Introductory description

In today's world, artificial intelligence and data science are powering innovation in virtually all industries and domains. The ability to build machines, and algorithms, that are able to reason and make decisions autonomously offers not only huge benefits to modern business, but to society as a whole. This module provides a hands-on exposure to the practice of developing AI/machine learning algorithms and implementing them in a variety of problem sets and datasets

Module aims

This module aims to enable participants to select, implement and evaluate deep learning algorithms in data science and artificial intelligence. In particular, the module highlights several of the most common, and in-demand, modern algorithms including recurrent, convolutional and other neural networks. Alongside technical knowledge, participants should develop an understanding of the applicability of different types of artificial intelligence & machine learning to common problems, and best practice for data science and artificial intelligence projects.

Outline syllabus

This is an indicative module outline only to give an indication of the sort of topics that may be covered. Actual sessions held may differ.

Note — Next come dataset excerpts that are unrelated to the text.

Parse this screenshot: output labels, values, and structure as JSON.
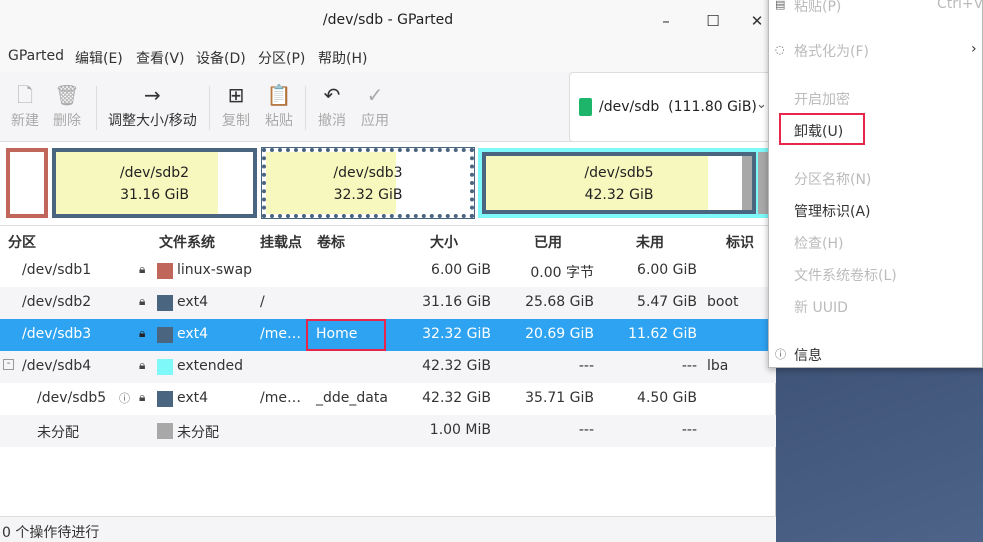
{
  "window": {
    "title": "/dev/sdb - GParted",
    "minimize": "–",
    "maximize": "☐",
    "close": "✕"
  },
  "menubar": [
    "GParted",
    "编辑(E)",
    "查看(V)",
    "设备(D)",
    "分区(P)",
    "帮助(H)"
  ],
  "toolbar": {
    "new": "新建",
    "delete": "删除",
    "resize": "调整大小/移动",
    "copy": "复制",
    "paste": "粘贴",
    "undo": "撤消",
    "apply": "应用",
    "device": "/dev/sdb  (111.80 GiB)"
  },
  "diskbar": [
    {
      "name": "/dev/sdb2",
      "size": "31.16 GiB"
    },
    {
      "name": "/dev/sdb3",
      "size": "32.32 GiB"
    },
    {
      "name": "/dev/sdb5",
      "size": "42.32 GiB"
    }
  ],
  "columns": [
    "分区",
    "文件系统",
    "挂载点",
    "卷标",
    "大小",
    "已用",
    "未用",
    "标识"
  ],
  "rows": [
    {
      "part": "/dev/sdb1",
      "fs": "linux-swap",
      "mount": "",
      "label": "",
      "size": "6.00 GiB",
      "used": "0.00 字节",
      "free": "6.00 GiB",
      "flags": "",
      "color": "#c0665a"
    },
    {
      "part": "/dev/sdb2",
      "fs": "ext4",
      "mount": "/",
      "label": "",
      "size": "31.16 GiB",
      "used": "25.68 GiB",
      "free": "5.47 GiB",
      "flags": "boot",
      "color": "#4a6580"
    },
    {
      "part": "/dev/sdb3",
      "fs": "ext4",
      "mount": "/me…",
      "label": "Home",
      "size": "32.32 GiB",
      "used": "20.69 GiB",
      "free": "11.62 GiB",
      "flags": "",
      "color": "#4a6580"
    },
    {
      "part": "/dev/sdb4",
      "fs": "extended",
      "mount": "",
      "label": "",
      "size": "42.32 GiB",
      "used": "---",
      "free": "---",
      "flags": "lba",
      "color": "#7ef8f8"
    },
    {
      "part": "/dev/sdb5",
      "fs": "ext4",
      "mount": "/me…",
      "label": "_dde_data",
      "size": "42.32 GiB",
      "used": "35.71 GiB",
      "free": "4.50 GiB",
      "flags": "",
      "color": "#4a6580"
    },
    {
      "part": "未分配",
      "fs": "未分配",
      "mount": "",
      "label": "",
      "size": "1.00 MiB",
      "used": "---",
      "free": "---",
      "flags": "",
      "color": "#a8a8a8"
    }
  ],
  "status": "0 个操作待进行",
  "context_menu": {
    "paste": "粘贴(P)",
    "paste_shortcut": "Ctrl+V",
    "format": "格式化为(F)",
    "encrypt": "开启加密",
    "unmount": "卸载(U)",
    "name": "分区名称(N)",
    "flags": "管理标识(A)",
    "check": "检查(H)",
    "fslabel": "文件系统卷标(L)",
    "uuid": "新 UUID",
    "info": "信息"
  }
}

Core concepts of Artificial Intelligence & Deep Learning; Data pre-processing & engineering; Optimisation algorithms (SGD, Adam, etc.); Artificial Neural Networks (ANN): autoencoders; Convolutional Neural Networks (CNN); Recurrent Neural Networks (RNN) & Long-Short Term Memory (LSTM); attention models; transformer models; Q-learning; Bayesian Neural Networks (BNN); Variational Autoencoders (VAE); Generative Adversarial Networks (GAN); transfer learning; Siamese networks; Model training and evaluation.

Learning outcomes

By the end of the module, students should be able to:

  • Interpret and evaluate various use-cases and the applicability of artificial intelligence and deep learning.
  • Adopt best practices for data processing and engineering for artificial intelligence and deep learning models.
  • Implement, interpret and critique current, professional standard learning models.
  • Automate deployment-ready deep learning pipelines and algorithms.
  • Evaluate and interpret the results of deep learning models and tune them to optimise performance.

Indicative reading list

View reading list on Talis Aspire

Interdisciplinary

In particular, combining computer science and mathematics/statistics

International

International demand remains high for graduates with the skills incorporated in this module

Subject specific skills

Artifical intelligence, deep learning, statistics, machine learning, software development, data analysis

Transferable skills

Programming, statistics and modelling, team work, critical analysis

Study time

Type Required
Lectures 12 sessions of 1 hour 30 minutes (12%)
Seminars 6 sessions of 1 hour 30 minutes (6%)
Supervised practical classes 12 sessions of 1 hour 30 minutes (12%)
Assessment 105 hours (70%)
Total 150 hours

Private study description

No private study requirements defined for this module.

Costs

No further costs have been identified for this module.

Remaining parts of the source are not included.